The word “protein” derives from the Ancient Greek word “protos” and essentially means “the most important” or “first”. And these building materials of life are exactly that, particularly so for Professor Juri Rappsilber, head of the Chair of Bioanalytics at TU Berlin. “They are the most diverse and variable building blocks of life. Nothing happens without proteins – they are key molecules in all living cells and are responsible for tissue and organ structure, function, and regulation in the human body,” he says. The Rappsilber Laboratory’s primary aim is to understand how proteins fold in their natural environment, what they interact with, and how they arrange themselves into larger structures.
To achieve this, the researchers analyze the proteins in two main different processes that were further developed in the academic chair. Both processes are based on the creative computational inquiry of mass spectrometric data. The researchers acquire this data using one of the most advanced and modern spectrometers available on the market.
This liquid chromatography mass spectrometer (LC-MS) is the heart of the analysis conducted in Rappsilber’s labs. The 1.5 million-euro device, well-protected in its own temperature-controlled and shaded room, does not look like anything special. From the outside, you only see a smooth metal shell with an injection device on one side and a large screen on the other. The advanced technology remains hidden behind the metal facade.
A mass spectrometer ionizes the injected sample by giving it an electric charge and brings it into the gaseous phase. The samples are the proteins to be analyzed, which were previously digested with a special enzyme into peptides - fragments of proteins. These ions are then separated in an electric field according to their mass-to-charge ratio. The resulting mass spectrum of peptides is compared with special protein databases to reconstruct the protein sequence. In a liquid chromatography mass spectrometer (LC-MS), mixtures of substances are separated by molecule size during chromatography before entering the mass spectrometer. This allows even the smallest quantities of substances to be analyzed.
“We are not only interested in the pure protein sequence but also the dynamic 3D structure of a protein and its interactions within its natural environment, the cell,” explains Rappsilber. “We use a wide range of interdisciplinary techniques in our investigation.” His laboratory developed special expertise in the so-called crosslinking procedure as well as in data merging and visualization, the latter developed by a team from the Rappsilber group at the University of Edinburgh.

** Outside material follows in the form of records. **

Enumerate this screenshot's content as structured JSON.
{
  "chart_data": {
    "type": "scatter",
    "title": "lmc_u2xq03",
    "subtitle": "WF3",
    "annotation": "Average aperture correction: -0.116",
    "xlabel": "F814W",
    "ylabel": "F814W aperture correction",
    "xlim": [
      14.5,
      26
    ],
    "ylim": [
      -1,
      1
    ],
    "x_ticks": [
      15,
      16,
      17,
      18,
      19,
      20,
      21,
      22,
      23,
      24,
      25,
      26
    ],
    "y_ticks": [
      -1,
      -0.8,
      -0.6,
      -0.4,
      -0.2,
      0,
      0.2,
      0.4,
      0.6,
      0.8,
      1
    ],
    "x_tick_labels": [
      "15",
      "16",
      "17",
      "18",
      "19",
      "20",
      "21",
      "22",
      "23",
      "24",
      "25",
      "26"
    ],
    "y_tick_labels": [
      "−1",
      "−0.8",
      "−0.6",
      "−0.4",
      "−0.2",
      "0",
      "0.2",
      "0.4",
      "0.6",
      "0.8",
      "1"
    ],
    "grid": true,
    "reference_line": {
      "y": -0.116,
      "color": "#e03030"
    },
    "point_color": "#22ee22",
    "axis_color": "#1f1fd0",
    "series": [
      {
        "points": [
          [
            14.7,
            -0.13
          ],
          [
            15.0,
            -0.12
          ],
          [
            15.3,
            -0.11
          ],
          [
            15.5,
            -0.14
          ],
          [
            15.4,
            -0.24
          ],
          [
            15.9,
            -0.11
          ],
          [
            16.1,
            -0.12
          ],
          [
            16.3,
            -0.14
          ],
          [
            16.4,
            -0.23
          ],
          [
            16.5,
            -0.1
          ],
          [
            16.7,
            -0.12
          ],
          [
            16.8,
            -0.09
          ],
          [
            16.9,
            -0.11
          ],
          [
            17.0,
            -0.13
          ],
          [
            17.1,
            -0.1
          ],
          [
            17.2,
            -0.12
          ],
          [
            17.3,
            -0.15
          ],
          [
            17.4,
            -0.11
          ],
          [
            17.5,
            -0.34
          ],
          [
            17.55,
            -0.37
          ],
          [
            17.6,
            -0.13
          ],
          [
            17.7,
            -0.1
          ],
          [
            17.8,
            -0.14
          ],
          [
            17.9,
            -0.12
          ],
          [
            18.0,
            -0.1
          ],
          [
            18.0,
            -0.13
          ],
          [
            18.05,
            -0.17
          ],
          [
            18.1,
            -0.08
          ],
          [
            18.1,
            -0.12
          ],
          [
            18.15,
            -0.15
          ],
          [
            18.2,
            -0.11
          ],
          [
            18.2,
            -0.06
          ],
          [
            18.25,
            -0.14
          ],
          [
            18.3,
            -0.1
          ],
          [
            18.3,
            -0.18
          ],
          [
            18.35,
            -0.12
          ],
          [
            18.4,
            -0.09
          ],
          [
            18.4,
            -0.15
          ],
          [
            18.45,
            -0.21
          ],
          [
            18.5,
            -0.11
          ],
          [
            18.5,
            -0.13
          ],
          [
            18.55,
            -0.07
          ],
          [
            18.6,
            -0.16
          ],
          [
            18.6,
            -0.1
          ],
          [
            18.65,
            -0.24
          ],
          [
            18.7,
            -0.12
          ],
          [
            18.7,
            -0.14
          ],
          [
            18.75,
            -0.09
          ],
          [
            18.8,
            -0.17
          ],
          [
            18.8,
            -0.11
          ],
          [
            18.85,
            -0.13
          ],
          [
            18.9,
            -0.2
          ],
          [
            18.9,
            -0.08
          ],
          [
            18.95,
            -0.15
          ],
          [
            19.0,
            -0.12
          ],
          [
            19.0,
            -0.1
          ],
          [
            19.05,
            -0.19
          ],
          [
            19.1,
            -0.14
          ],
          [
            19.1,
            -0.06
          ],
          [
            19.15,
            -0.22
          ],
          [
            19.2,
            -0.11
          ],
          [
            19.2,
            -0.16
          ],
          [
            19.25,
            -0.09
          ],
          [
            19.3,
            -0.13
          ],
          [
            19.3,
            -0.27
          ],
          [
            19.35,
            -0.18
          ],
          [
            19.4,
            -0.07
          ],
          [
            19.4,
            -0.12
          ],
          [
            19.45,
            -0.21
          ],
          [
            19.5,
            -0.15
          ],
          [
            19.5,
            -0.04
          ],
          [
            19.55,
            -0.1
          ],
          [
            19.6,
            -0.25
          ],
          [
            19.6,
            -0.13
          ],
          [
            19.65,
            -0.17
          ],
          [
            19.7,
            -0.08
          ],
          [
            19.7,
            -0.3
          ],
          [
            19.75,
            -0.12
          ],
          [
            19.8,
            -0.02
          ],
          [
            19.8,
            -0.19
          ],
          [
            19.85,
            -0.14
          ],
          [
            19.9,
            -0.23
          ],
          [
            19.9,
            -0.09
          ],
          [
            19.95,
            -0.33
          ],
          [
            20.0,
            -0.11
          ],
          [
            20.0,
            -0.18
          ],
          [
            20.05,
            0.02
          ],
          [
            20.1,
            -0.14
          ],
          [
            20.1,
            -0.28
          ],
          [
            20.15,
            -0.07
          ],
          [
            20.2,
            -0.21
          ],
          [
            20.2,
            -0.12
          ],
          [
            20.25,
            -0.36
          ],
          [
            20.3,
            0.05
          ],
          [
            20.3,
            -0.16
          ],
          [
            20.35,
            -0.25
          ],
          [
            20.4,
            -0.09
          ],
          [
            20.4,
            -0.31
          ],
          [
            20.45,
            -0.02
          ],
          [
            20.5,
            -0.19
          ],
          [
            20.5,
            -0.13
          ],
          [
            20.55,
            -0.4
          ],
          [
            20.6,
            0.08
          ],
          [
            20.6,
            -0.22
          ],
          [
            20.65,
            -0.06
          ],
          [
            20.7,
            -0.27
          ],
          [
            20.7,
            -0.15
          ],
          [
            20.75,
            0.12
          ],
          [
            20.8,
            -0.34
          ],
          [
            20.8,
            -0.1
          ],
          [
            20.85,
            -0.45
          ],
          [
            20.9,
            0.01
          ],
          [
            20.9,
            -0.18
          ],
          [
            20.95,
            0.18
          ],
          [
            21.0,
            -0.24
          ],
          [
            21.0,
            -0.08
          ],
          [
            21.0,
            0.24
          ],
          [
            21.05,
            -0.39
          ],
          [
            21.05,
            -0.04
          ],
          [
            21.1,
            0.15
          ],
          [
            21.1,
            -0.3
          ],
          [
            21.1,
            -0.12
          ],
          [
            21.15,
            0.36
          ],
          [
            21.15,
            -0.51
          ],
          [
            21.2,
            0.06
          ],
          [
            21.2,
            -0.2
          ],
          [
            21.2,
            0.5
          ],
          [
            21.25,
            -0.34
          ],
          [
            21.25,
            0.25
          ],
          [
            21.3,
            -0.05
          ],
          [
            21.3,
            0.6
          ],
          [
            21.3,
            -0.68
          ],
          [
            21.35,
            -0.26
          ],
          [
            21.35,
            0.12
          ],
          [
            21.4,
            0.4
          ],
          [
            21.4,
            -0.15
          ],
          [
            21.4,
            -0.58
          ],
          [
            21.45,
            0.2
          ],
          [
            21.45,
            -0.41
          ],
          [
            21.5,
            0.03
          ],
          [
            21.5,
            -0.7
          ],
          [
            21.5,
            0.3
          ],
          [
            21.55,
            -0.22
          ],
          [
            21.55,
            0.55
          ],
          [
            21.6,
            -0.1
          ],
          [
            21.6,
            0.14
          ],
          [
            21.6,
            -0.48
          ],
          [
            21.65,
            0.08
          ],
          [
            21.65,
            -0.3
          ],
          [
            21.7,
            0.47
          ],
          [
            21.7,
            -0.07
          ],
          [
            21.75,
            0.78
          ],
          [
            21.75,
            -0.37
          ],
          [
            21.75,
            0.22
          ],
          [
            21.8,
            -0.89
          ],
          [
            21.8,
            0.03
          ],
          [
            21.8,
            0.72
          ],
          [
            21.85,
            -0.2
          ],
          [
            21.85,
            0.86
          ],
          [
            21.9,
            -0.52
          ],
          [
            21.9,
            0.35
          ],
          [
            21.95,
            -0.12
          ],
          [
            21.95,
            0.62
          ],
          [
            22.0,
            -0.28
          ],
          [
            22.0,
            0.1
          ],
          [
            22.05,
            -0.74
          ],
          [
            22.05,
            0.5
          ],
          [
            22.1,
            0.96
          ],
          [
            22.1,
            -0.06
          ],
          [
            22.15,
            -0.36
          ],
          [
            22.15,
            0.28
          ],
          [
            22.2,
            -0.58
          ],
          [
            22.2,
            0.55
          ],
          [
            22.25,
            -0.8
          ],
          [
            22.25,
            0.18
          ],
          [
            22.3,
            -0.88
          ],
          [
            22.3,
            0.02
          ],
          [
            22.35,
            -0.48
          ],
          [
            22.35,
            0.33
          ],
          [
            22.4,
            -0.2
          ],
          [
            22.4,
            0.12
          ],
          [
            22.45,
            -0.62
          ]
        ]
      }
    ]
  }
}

Crosslinking is a process in which functional groups of amino acids within a protein or between two proteins within a protein complex are joined together using a special “glue”. Afterwards, these proteins are analyzed in the mass spectrometer as described above. “Knowing which building blocks of a protein were close enough to be joined together by the crosslinking substances allows us to glean valuable information about the 3D structure of the proteins or protein complexes,” says Rappsilber. The Rappsilber group makes all of its published results and data freely accessible online. “My vision is to eventually be able to visualize the 3D structure of every single protein in every cell together with its interactions in a time-resolved manner,” says Rappsilber.
“Proteins are the building blocks of life and have always fascinated me,” says Juri Rappsilber. Rappsilber acquired his Diplom degree at TU Berlin in 1995, receiving the Erwin-Stephan-Preis for his excellent grades and completing his studies quickly. After several study and research stays abroad, including at Harvard Medical School, he was appointed professor of proteomics at the University of Edinburgh in 2010. He returned to TU Berlin as an Einstein professor in 2011, establishing the bioanalytics lab.
“I am from northern Germany and first came to Technische Universität Berlin to study biotechnology. During my master’s thesis in Professor Rappsilber’s group, I worked on optimizing a crucial step in our data processing pipeline. I then had the opportunity to remain in the group as a doctoral candidate. Currently, I am developing our special software further. It helps identify crosslinks, the bonds linking several peptides or proteins together. I am also working on integrating these crosslinks into protein structure modeling.”
“I’m originally from a small village on the border of Northern Ireland and the Republic of Ireland. I studied in Edinburgh before moving to Heidelberg for my doctorate. I am interested in how proteins assemble into small molecular machines within a cell and which proteins are involved. In our research we are developing special new procedures to stabilize these molecular machines in the cell in such a way that we can then analyze them in the mass spectrometer. If we succeed, this would be a huge step forward in understanding how cells function.”
“I did my doctorate in medical chemistry in Spain. From the beginning, I was obsessed with working at the interface between chemistry and biology, with the enormous potential to bring about life-improving changes. My interest in cancer research and my experience with intercellular metal catalysis led me to develop a gold-based catalytic chemistry for targeted cancer therapy during a research stay in Edinburgh. I transfered to the Rappsilber Laboratory upon receiving the IPODI scholarship. My goal is to produce better biocompatable catalyst systems.”